Mark Eitzel et sa troupe sont peut-être de vieux marins sur le retour en manque de reconnaissance publique, mais ils ne cèdent pas au chant des sirènes. Leur truc à eux, c’est la grâce, contre vents et marées…


Vingt-cinq ans d’une carrière chaotique, ça pose un groupe, surtout quand l’écriture s’affine avec le temps. Il n’est rien de dire que Mark Eitzel a essuyé bien des orages avant d’aboutir à The Golden Age, un disque merveilleux de bout en bout. Les creux et les vagues, les tempêtes et les vents nuls, les coups de soleil comme les coups de grain, après avoir esquivé bon nombre de périls (souvent auto-infligés), il était temps que le Californien rentre dans la baie de San Francisco.
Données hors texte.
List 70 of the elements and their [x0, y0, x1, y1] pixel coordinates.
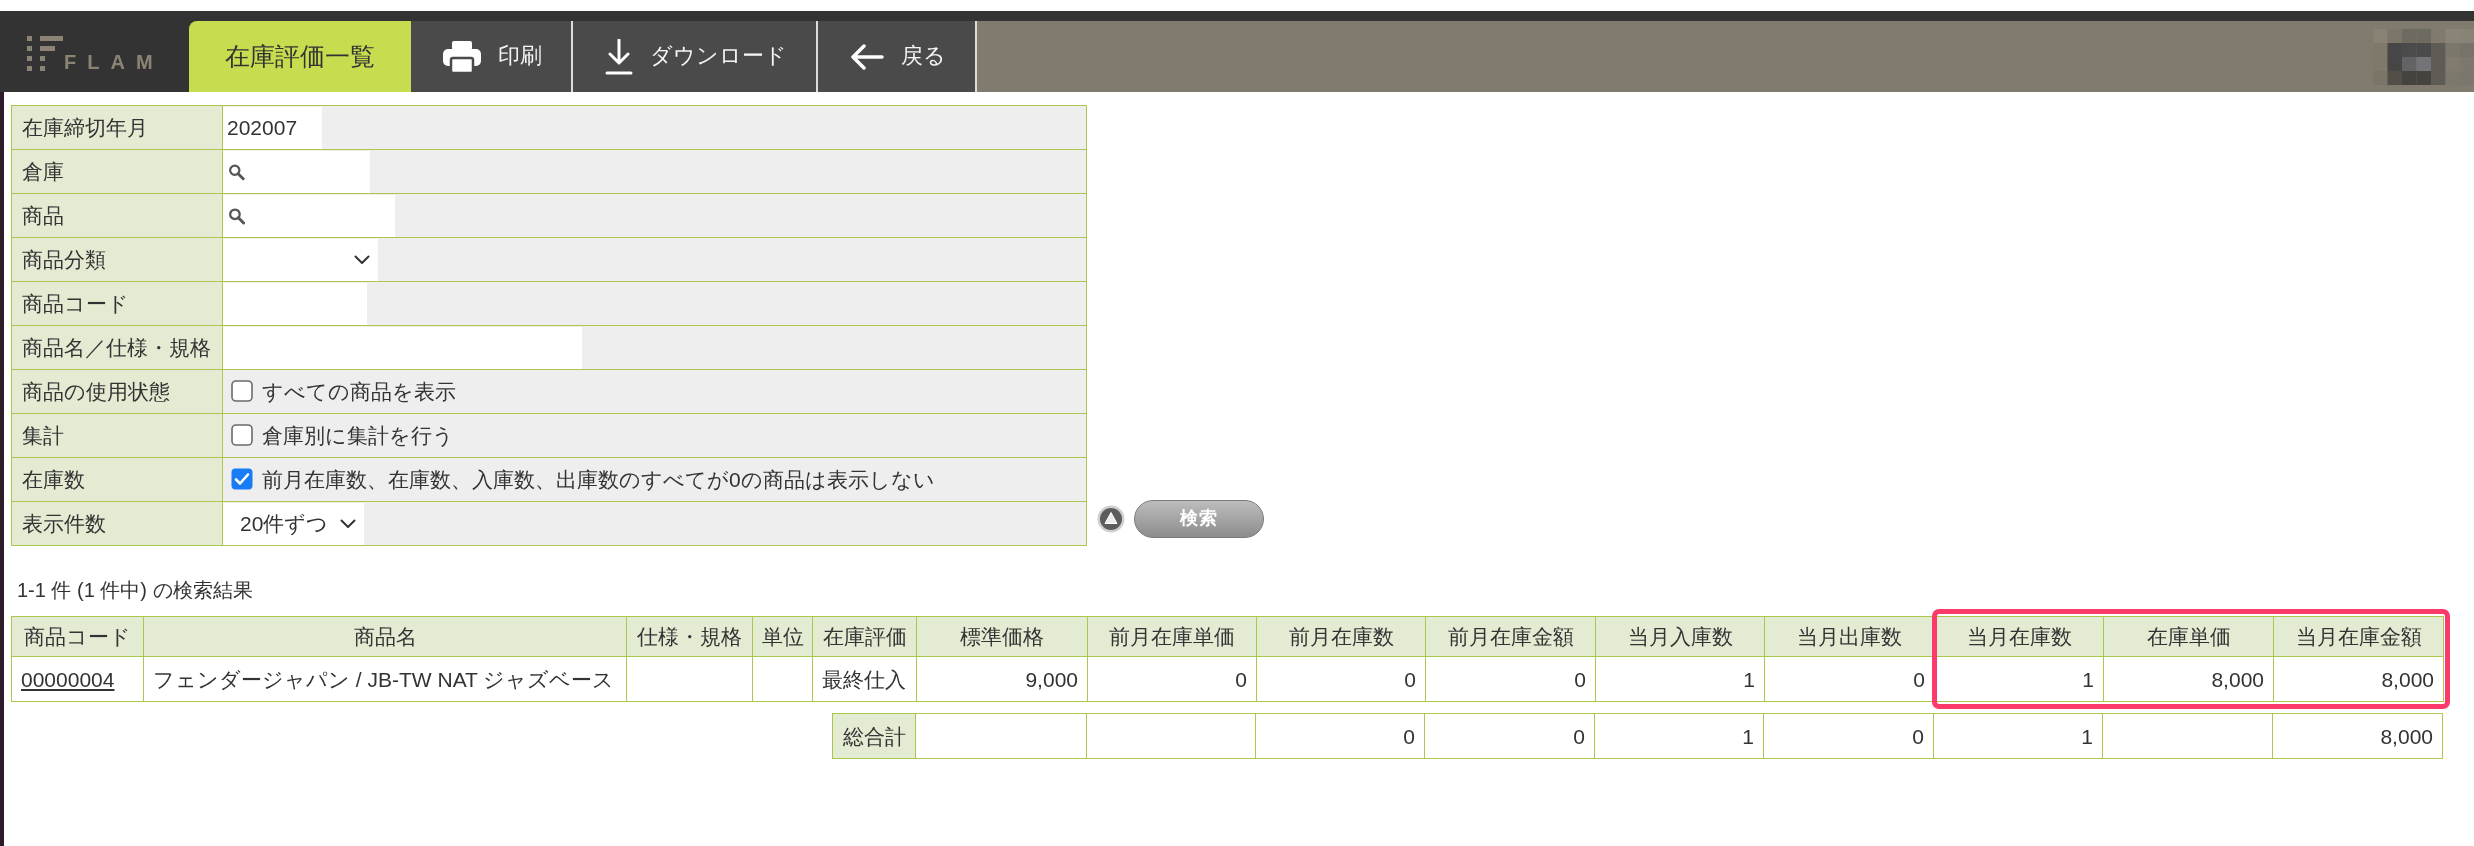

La bonne nouvelle, c’est qu’il le fait accompagné de son groupe, American Music Club, au mieux de sa forme malgré quelques remaniements de line-up successifs.

Premier élément marquant, la voix d’Eitzel, magnétique et fugace, n’a jamais été aussi parfaite, louvoyant entre les registres sans jamais perdre cette suavité si caractéristique, ce mélange entre langueur et dégoût. Seul ou accompagné (même mal), il a toujours transcendé ses oeuvres par un chant parfaitement juste, celui qui perd l’auditeur, évoquant les pires horreurs avec une douceur inégalée, ou au contraire maltraitant ses cordes vocales pour crier son bonheur. Et ici, il atteint des sommets.

Au-delà, The Golden Age est un voyage dans les arcanes du folk américain des 70’s, alliage subtil et parfois ronronnant de bois (guitares), caresses (batterie), et souffle (quelques cuivres). On retiendra du neuvième album d’American Music Club une volonté affichée de calme, de sérénité. Ne pas bousculer l’air ambiant pour mieux rêver, revenir sur soi. Ceci n’empêche pas quelques semeurs de troubles, insectes menaçants et probablement dangereux tel le refrain orageux de “The Stars”. Mais le groupe, rompu aux turbulences de l’âme, ne fléchit plus et reste bien campé.

Les vieux loups de mer tirent leur énergie de l’autre grande force de The Golden Age, ses chansons. Il serait injuste d’oublier qu’Eitzel est avant tout un grand songwriter un peu trop à l’écoute de ses obsessions, et qui a su, en vieillissant, raboter, tailler au biseau, poncer, pour tirer de sa pièce la sculpture la plus fine possible. Maniant le verbe avec une aisance jamais démentie, il offre ici des textes d’une beauté à couper le souffle, tels le récitatif “The Decibels and the Little Pills”, “The Windows of the World” (son post-9/11 à lui) ou “The Grand Duchess of San Francisco”, rêves éveillés qui, comme souvent chez le barbu, sont le contraire de roses et linéaires.

D’autant plus remarquables que les compositions sont toutes d’une précision spectaculaire, tracées au cordeau, justes et fines, faisant mouche à chaque écoute. Portées par un son ample et généreux, des constructions harmoniques (y compris vocales) en apesanteur et une interprétation à la fois chirurgicale et tellement émouvante, les treize vignettes de The Golden Age décrochent la lune, mieux, l’éclipsent. Même quand le ton se relâche le temps d’une valse légère et amusante, “I Know That’s Not Really You” et ses trompettes mariachis, les Californiens ne se départissent pas de leur classe cabossée et naturelle, désormais tatouée ad vitam aeternam sur leurs carcasses.

Dernier détail, soulignons, à l’heure du téléchargement forcené, une photographie magnifique du groupe sur la jaquette qui prend toute sa valeur quand The Golden Age déploie ses ailes – tout en lui donnant une couleur volontiers sombre et grave qu’il essaiera de contrer.

Le poids des mots, le choc des photos, et la force des compos. Mark Eitzel et ses mercenaires sont cette fois bel et bien de retour, plus forts que jamais.